Without standards, manufacturers like Nokia must constantly work with vendors to help them adapt their technologies to their own specifications, Pasanen said. The hope is that the MIPI Alliance will be able to provide developers and manufacturers with standardized interfaces that can be used by all companies.

This will ultimately help to drive down costs for consumers, said Tom Vial, manager of strategic relations at Texas Instruments. "Energy and resources are being spent doing redundant things that do not add significant value to devices," he said.

A small club

But right now, MIPI is only made up of four leading vendors. It has invited others to join the organization but will not be announcing new members until later this year. The presence of these four vendors, all of whom are market leaders in wireless technology and all of whom work with Nokia, has made some in the industry skeptical.

"Right now, this looks like a Nokia love fest," said Ian Gillott, principal of the Austin, Texas-based research firm iGillott Research. Since Nokia is an important partner for all of these vendors, he said, the organization will need to pull in additional members, especially other phone manufacturers, if it plans to be relevant.

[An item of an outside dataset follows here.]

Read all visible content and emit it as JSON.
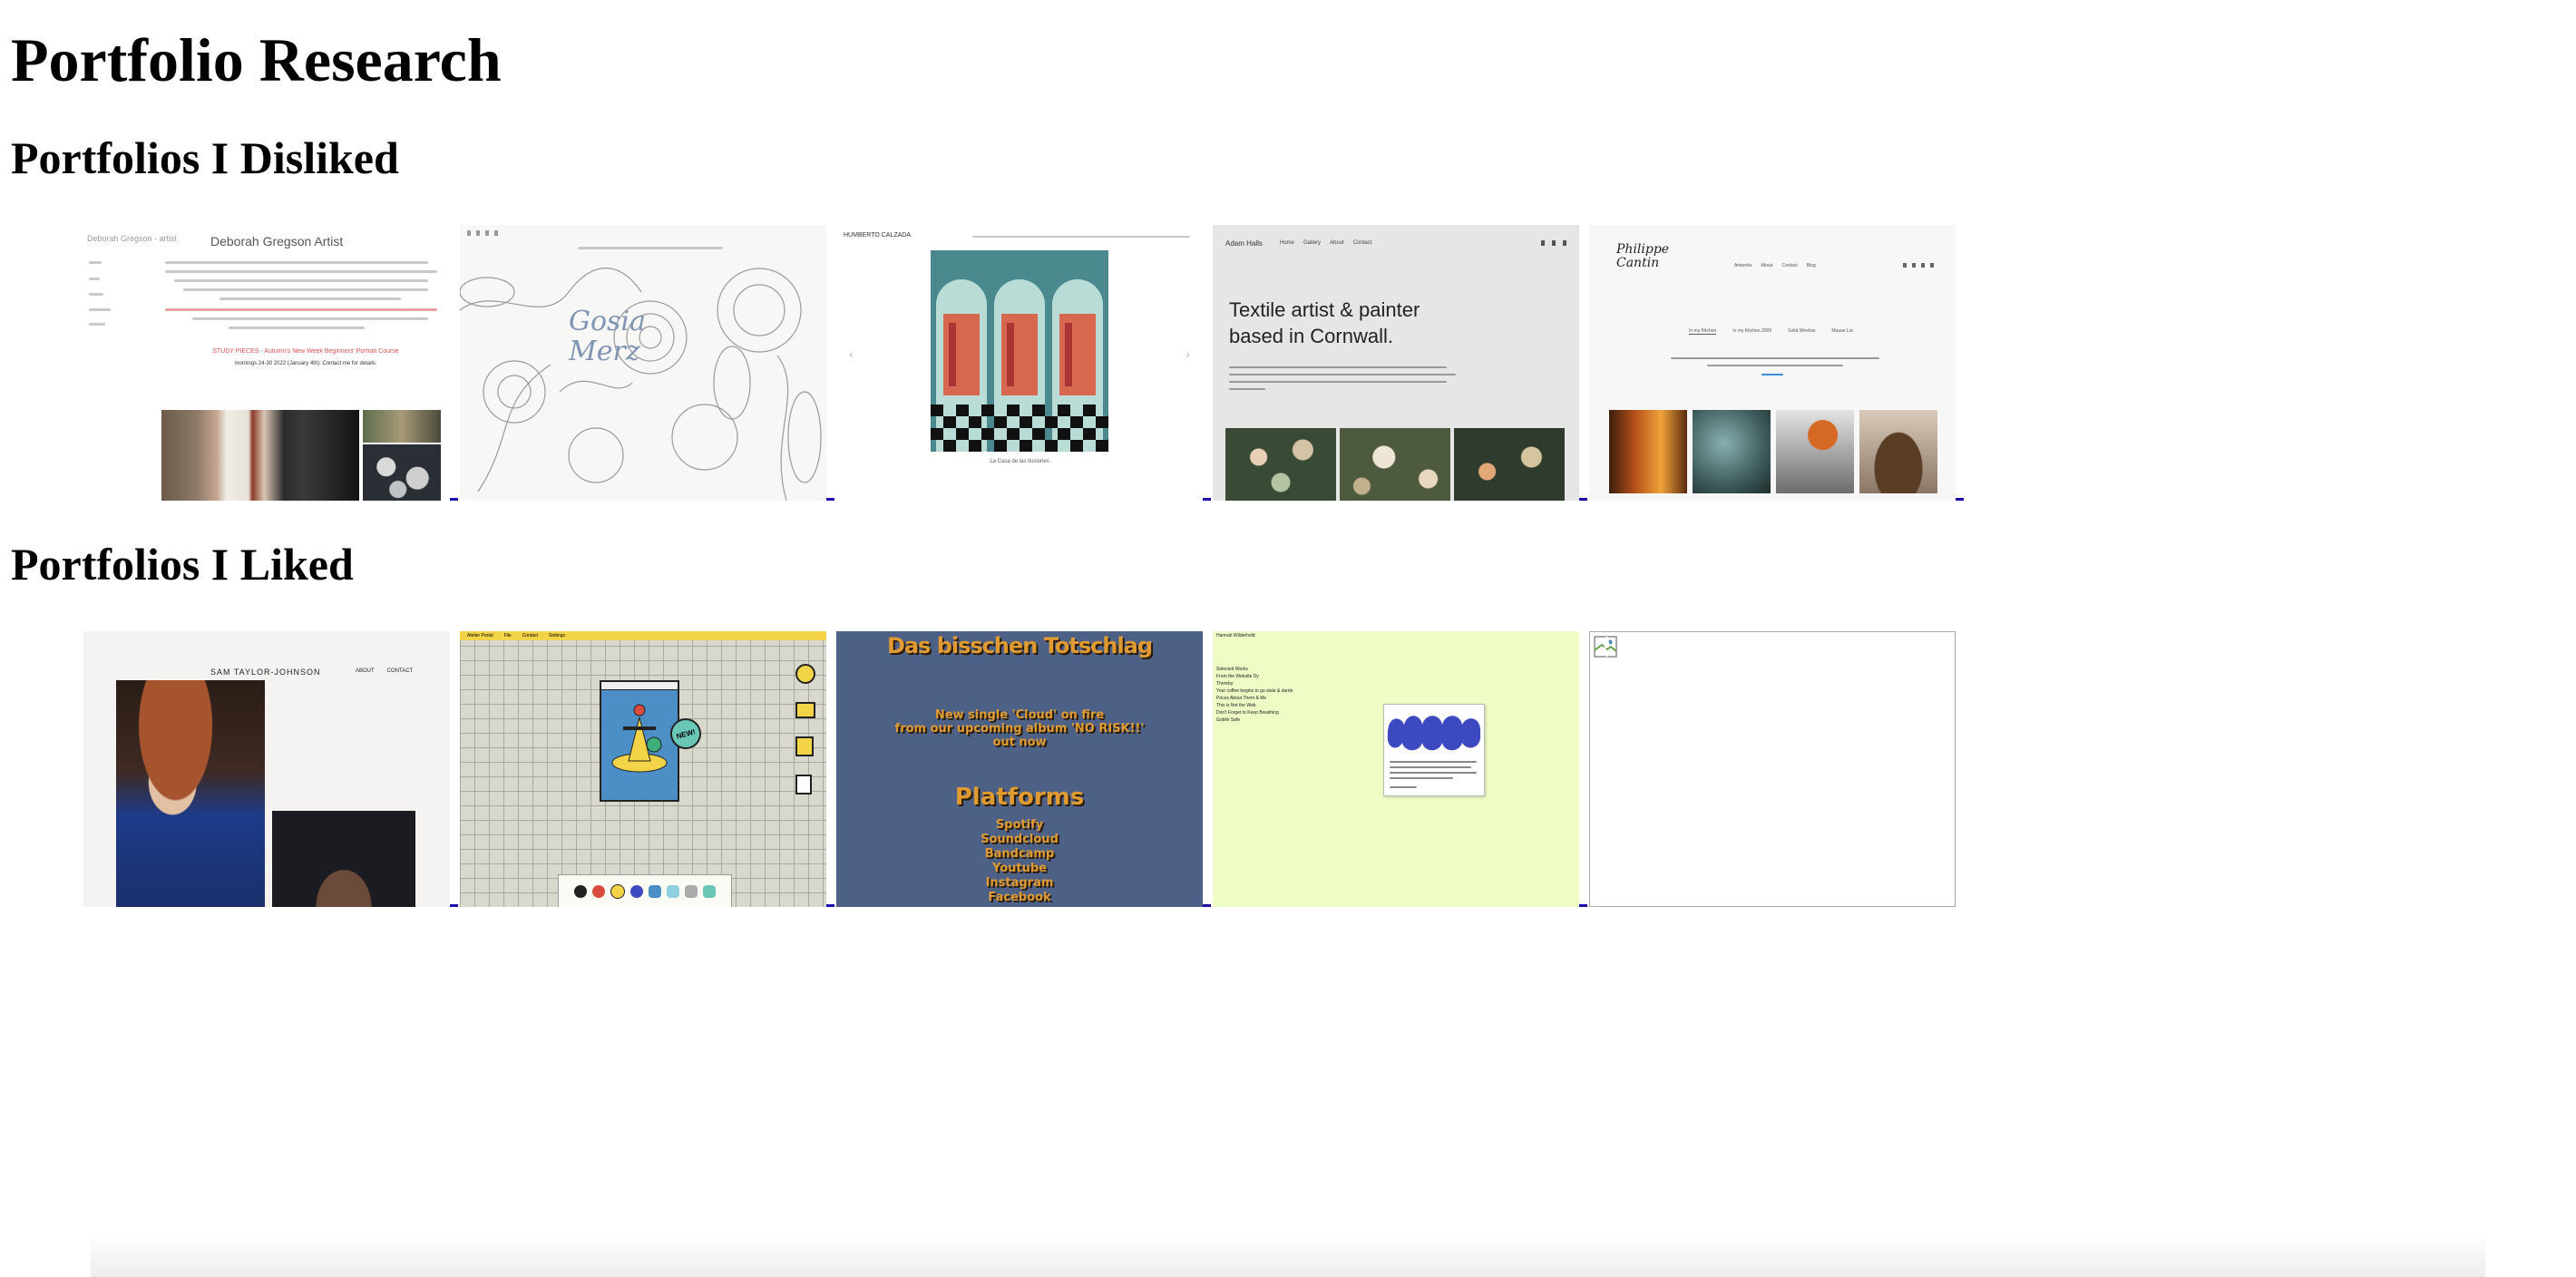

While it has invited many others companies in the industry to join, some still remain uncertain. Intel Corp., for example, has not made a decision about joining yet, said Intel spokesman Mark Miller. He said the company wants to be assured that the organization is committed to open standards that will drive growth.

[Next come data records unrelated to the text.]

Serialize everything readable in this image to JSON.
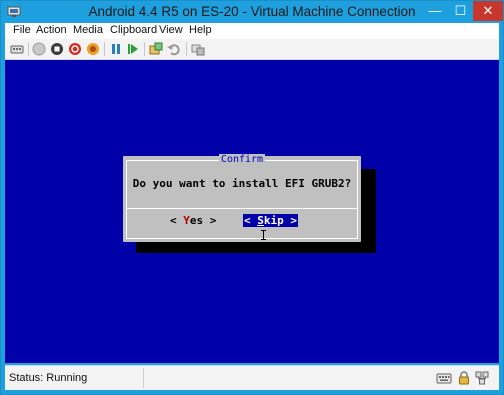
{
  "window": {
    "title": "Android 4.4 R5 on ES-20 - Virtual Machine Connection",
    "minimize_glyph": "—",
    "maximize_glyph": "☐",
    "close_glyph": "✕"
  },
  "menu": {
    "items": [
      "File",
      "Action",
      "Media",
      "Clipboard",
      "View",
      "Help"
    ]
  },
  "toolbar": {
    "icons": [
      "ctrl-alt-del-icon",
      "start-icon",
      "turn-off-icon",
      "shut-down-icon",
      "save-icon",
      "pause-icon",
      "reset-icon",
      "checkpoint-icon",
      "revert-icon",
      "enhanced-session-icon"
    ]
  },
  "dialog": {
    "title": "Confirm",
    "message": "Do you want to install EFI GRUB2?",
    "yes": {
      "left": "< ",
      "hotkey": "Y",
      "rest": "es",
      "right": " >"
    },
    "skip": {
      "left": "< ",
      "hotkey": "S",
      "rest": "kip",
      "right": " >"
    }
  },
  "status": {
    "text": "Status: Running",
    "icons": [
      "keyboard-icon",
      "lock-icon",
      "network-icon"
    ]
  },
  "colors": {
    "titlebar": "#1ea0df",
    "close_button": "#c7372e",
    "screen_background": "#0000a8",
    "dialog_background": "#c0c0c0",
    "dialog_title": "#0000c8",
    "hotkey": "#b40000"
  }
}
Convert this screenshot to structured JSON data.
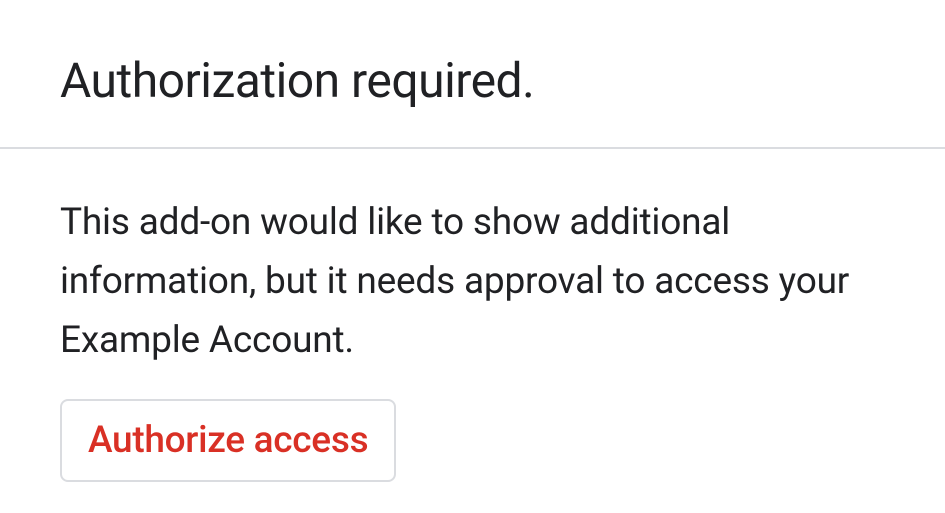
{
  "header": {
    "title": "Authorization required."
  },
  "body": {
    "description": "This add-on would like to show additional information, but it needs approval to access your Example Account."
  },
  "actions": {
    "authorize_label": "Authorize access"
  }
}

Motorola Inc., a Nokia competitor, is similarly uncommitted at this point. Troy Bailey, director of strategic marketing for Motorola, said the company is still evaluating the MIPI Alliance to determine whether its structure -- a board of 10 members, including the four founding members -- will allow it to be unbiased. Standards, however, are crucial to moving the industry forward, he said.

Too many rules?

But in some instances, standards can also curb diversity, said Ken Hyers, senior analyst with Scottsdale, Ariz.-based research firm In-Stat/MDR. For example, if a vendor develops a great screen that requires a different interface than the standard specifies, that company may be locked out of the market until the next round of standards discussions.

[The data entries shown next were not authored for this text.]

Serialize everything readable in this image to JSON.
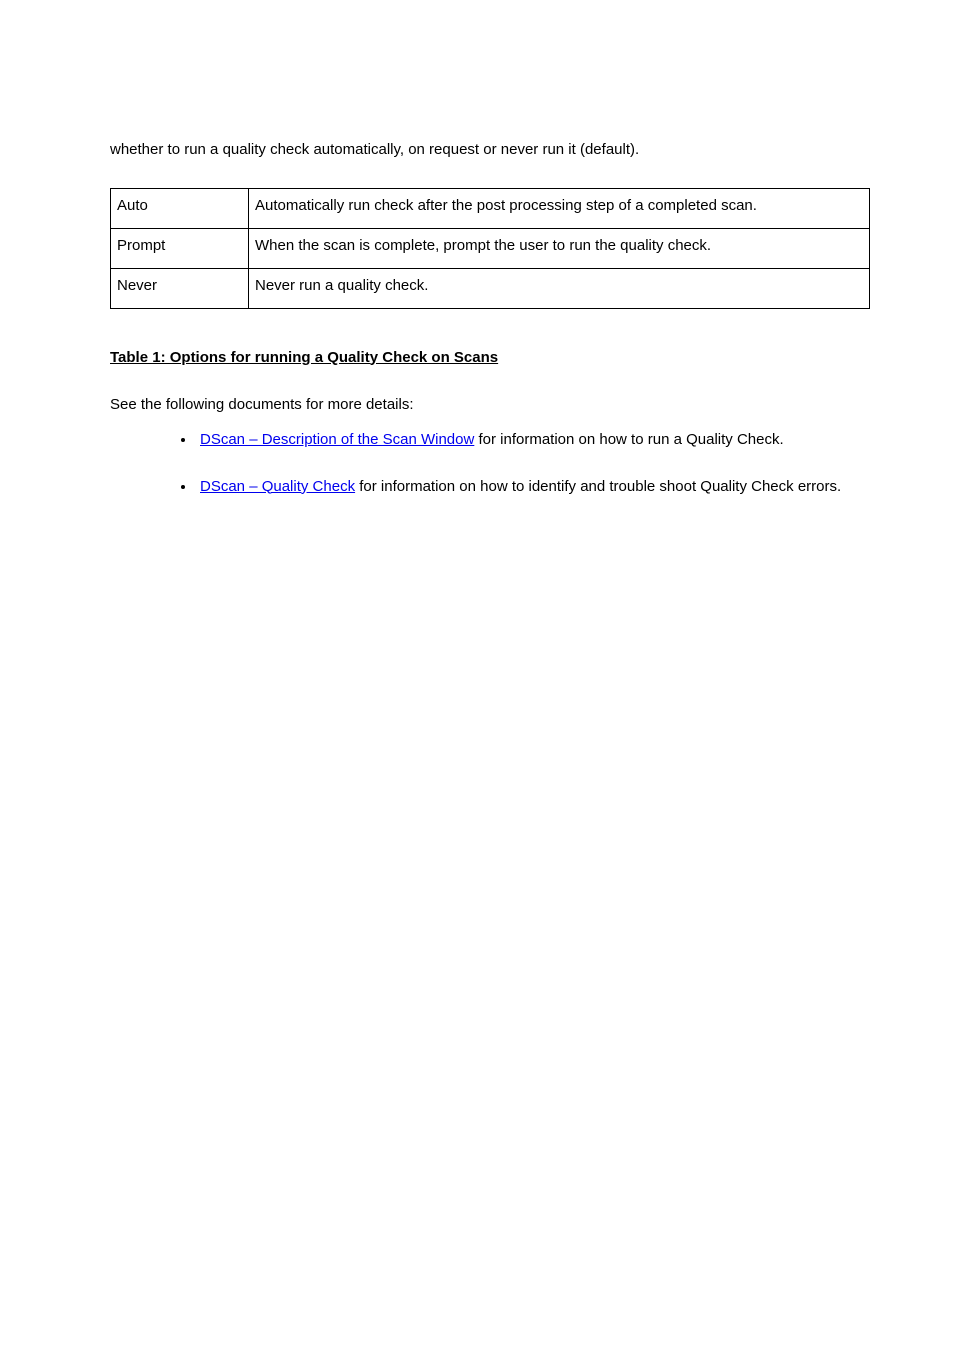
{
  "lead": "whether to run a quality check automatically, on request or never run it (default).",
  "table": {
    "rows": [
      {
        "k": "Auto",
        "v": "Automatically run check after the post processing step of a completed scan."
      },
      {
        "k": "Prompt",
        "v": "When the scan is complete, prompt the user to run the quality check."
      },
      {
        "k": "Never",
        "v": "Never run a quality check."
      }
    ]
  },
  "section_heading": "Table 1: Options for running a Quality Check on Scans",
  "intro": "See the following documents for more details:",
  "links": [
    {
      "text": "DScan – Description of the Scan Window",
      "after": " for information on how to run a Quality Check."
    },
    {
      "text": "DScan – Quality Check",
      "after": " for information on how to identify and trouble shoot Quality Check errors."
    }
  ]
}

The split on open standards may also have to do with the differences between U.S. and European approaches to the mobile phone market, Hyers said. The Europeans have always pushed hard for strong open standards, like GSM, that create a platform upon which the industry can grow. The U.S. market, on the other hand, has been more diverse, embracing multiple air interfaces and allowing them to compete on their merits, he said.

While Nokia is still the global market leader in the mobile phone space, with 35% of the global market share, according to In-Stat/MDR, its clout -- along with other mobile phone makers -- may be shrinking. Increasingly, it is the carriers that tell manufacturers what features they want, brand the phones and lure in consumers, said Neil Strother, an analyst with In-Stat/MDR. Consumers increasingly shop for wireless plans and phone features, not phone brands.

With pressure to compete in that environment, phone manufacturers may be less open to this standards-based approach, he said. If Nokia wants the MIPI Alliance to have any sway, it will have to foster a larger consortium of the mobile phone market within the group, Strother said.